The US has been vocal about its qualms with Chinese tech giant Huawei -- going as far as to charge it with a laundry list of crimes, from stealing trade secrets to wire fraud. But European governments have taken a more moderate approach. That might be changing though. A new report reveals that the UK is unhappy with Huawei's tech and concerned about the risks it brings to the country's telecommunications networks.
The annual report from the Huawei Cyber Security Evaluation Centre (HCSEC) oversight board points out "significant technical issues" in Huawei's engineering process that lead to new telecom risks. Additionally, Huawei failed to address security concerns raised by the board in last year's report. Those concerns centered around software development. As we reported then, Huawei was using an old version of Wind River's VxWorks, a real-time operating system. The version was set to lose access to security updates in 2020, which could open the UK to cyber attacks.
In response, Huawei told Reuters that it takes these concerns "very seriously," and that the report provides "vital input for the ongoing transformation of our software and engineering capabilities." According to Reuters, last year, Huawei pledged to spend more than $2 billion to address the security issues. However, it warned that the process could take up to five years.

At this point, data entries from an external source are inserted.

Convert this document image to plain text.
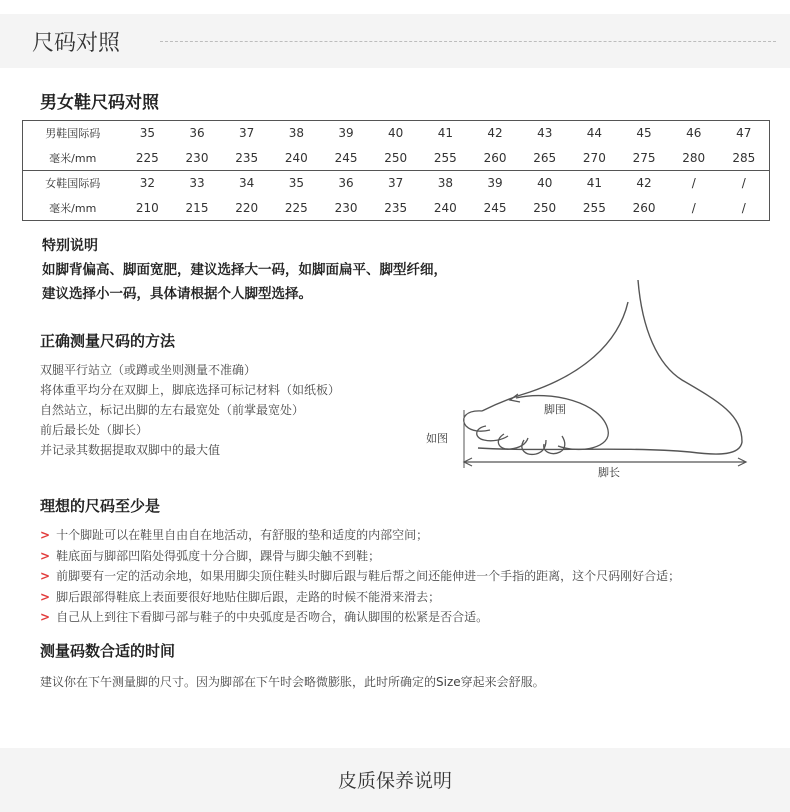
尺码对照
男女鞋尺码对照
男鞋国际码	35	36	37	38	39	40	41	42	43	44	45	46	47
毫米/mm	225	230	235	240	245	250	255	260	265	270	275	280	285
女鞋国际码	32	33	34	35	36	37	38	39	40	41	42	/	/
毫米/mm	210	215	220	225	230	235	240	245	250	255	260	/	/
特别说明
如脚背偏高、脚面宽肥，建议选择大一码，如脚面扁平、脚型纤细，
建议选择小一码，具体请根据个人脚型选择。
正确测量尺码的方法
双腿平行站立（或蹲或坐则测量不准确）
将体重平均分在双脚上，脚底选择可标记材料（如纸板）
自然站立，标记出脚的左右最宽处（前掌最宽处）
前后最长处（脚长）
并记录其数据提取双脚中的最大值
脚围
如图
脚长
理想的尺码至少是
> 十个脚趾可以在鞋里自由自在地活动，有舒服的垫和适度的内部空间；
> 鞋底面与脚部凹陷处得弧度十分合脚，踝骨与脚尖触不到鞋；
> 前脚要有一定的活动余地，如果用脚尖顶住鞋头时脚后跟与鞋后帮之间还能伸进一个手指的距离，这个尺码刚好合适；
> 脚后跟部得鞋底上表面要很好地贴住脚后跟，走路的时候不能滑来滑去；
> 自己从上到往下看脚弓部与鞋子的中央弧度是否吻合，确认脚围的松紧是否合适。
测量码数合适的时间
建议你在下午测量脚的尺寸。因为脚部在下午时会略微膨胀，此时所确定的Size穿起来会舒服。
皮质保养说明
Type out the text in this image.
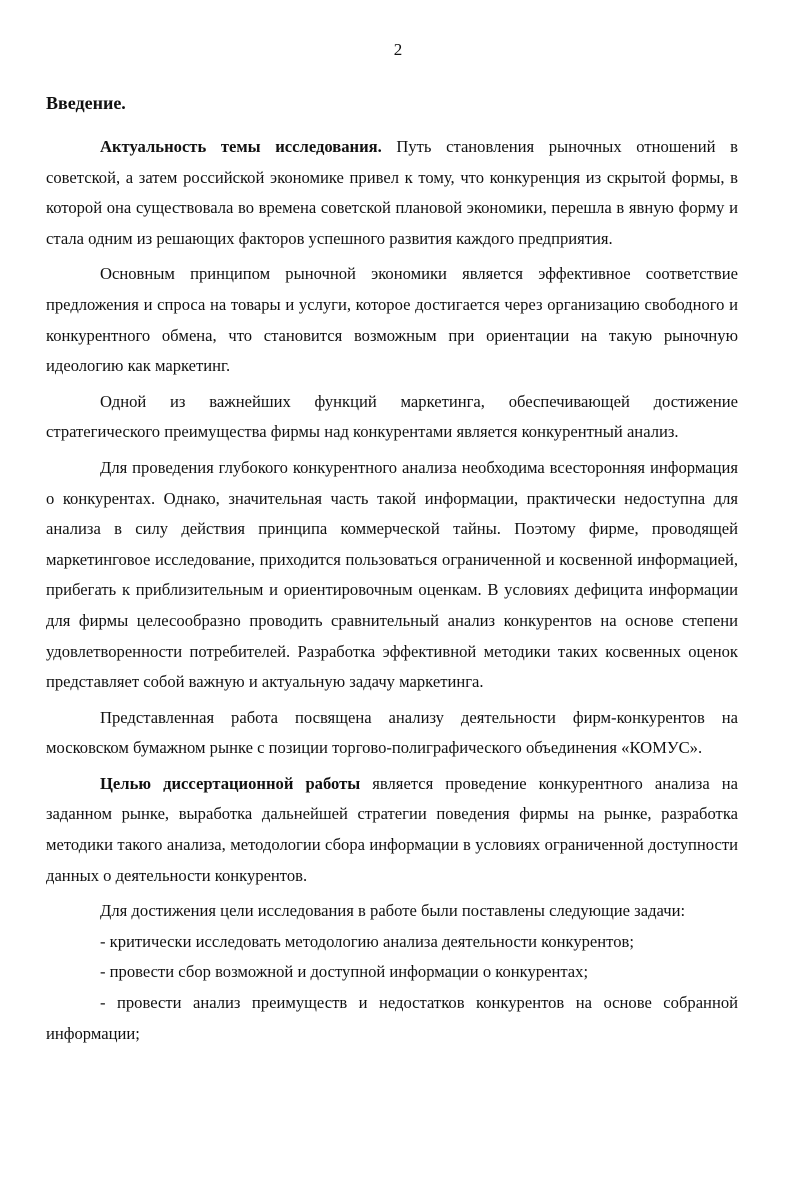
2
Введение.

Актуальность темы исследования. Путь становления рыночных отношений в советской, а затем российской экономике привел к тому, что конкуренция из скрытой формы, в которой она существовала во времена советской плановой экономики, перешла в явную форму и стала одним из решающих факторов успешного развития каждого предприятия.

Основным принципом рыночной экономики является эффективное соответствие предложения и спроса на товары и услуги, которое достигается через организацию свободного и конкурентного обмена, что становится возможным при ориентации на такую рыночную идеологию как маркетинг.

Одной из важнейших функций маркетинга, обеспечивающей достижение стратегического преимущества фирмы над конкурентами является конкурентный анализ.

Для проведения глубокого конкурентного анализа необходима всесторонняя информация о конкурентах. Однако, значительная часть такой информации, практически недоступна для анализа в силу действия принципа коммерческой тайны. Поэтому фирме, проводящей маркетинговое исследование, приходится пользоваться ограниченной и косвенной информацией, прибегать к приблизительным и ориентировочным оценкам. В условиях дефицита информации для фирмы целесообразно проводить сравнительный анализ конкурентов на основе степени удовлетворенности потребителей. Разработка эффективной методики таких косвенных оценок представляет собой важную и актуальную задачу маркетинга.

Представленная работа посвящена анализу деятельности фирм-конкурентов на московском бумажном рынке с позиции торгово-полиграфического объединения «КОМУС».

Целью диссертационной работы является проведение конкурентного анализа на заданном рынке, выработка дальнейшей стратегии поведения фирмы на рынке, разработка методики такого анализа, методологии сбора информации в условиях ограниченной доступности данных о деятельности конкурентов.

Для достижения цели исследования в работе были поставлены следующие задачи:

- критически исследовать методологию анализа деятельности конкурентов;

- провести сбор возможной и доступной информации о конкурентах;

- провести анализ преимуществ и недостатков конкурентов на основе собранной информации;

As a result of these new and existing concerns, the oversight board said it can "provide only limited assurance that the long-term security risks can be managed in the Huawei equipment currently deployed in the UK." There's no indication of what action, if any, the UK might take, but as we've reported previously, the country tends to favor mitigating risks as opposed to banning Huawei gear altogether. At the very least, the report substantiates the alarms the US has been sounding around Huawei's technology.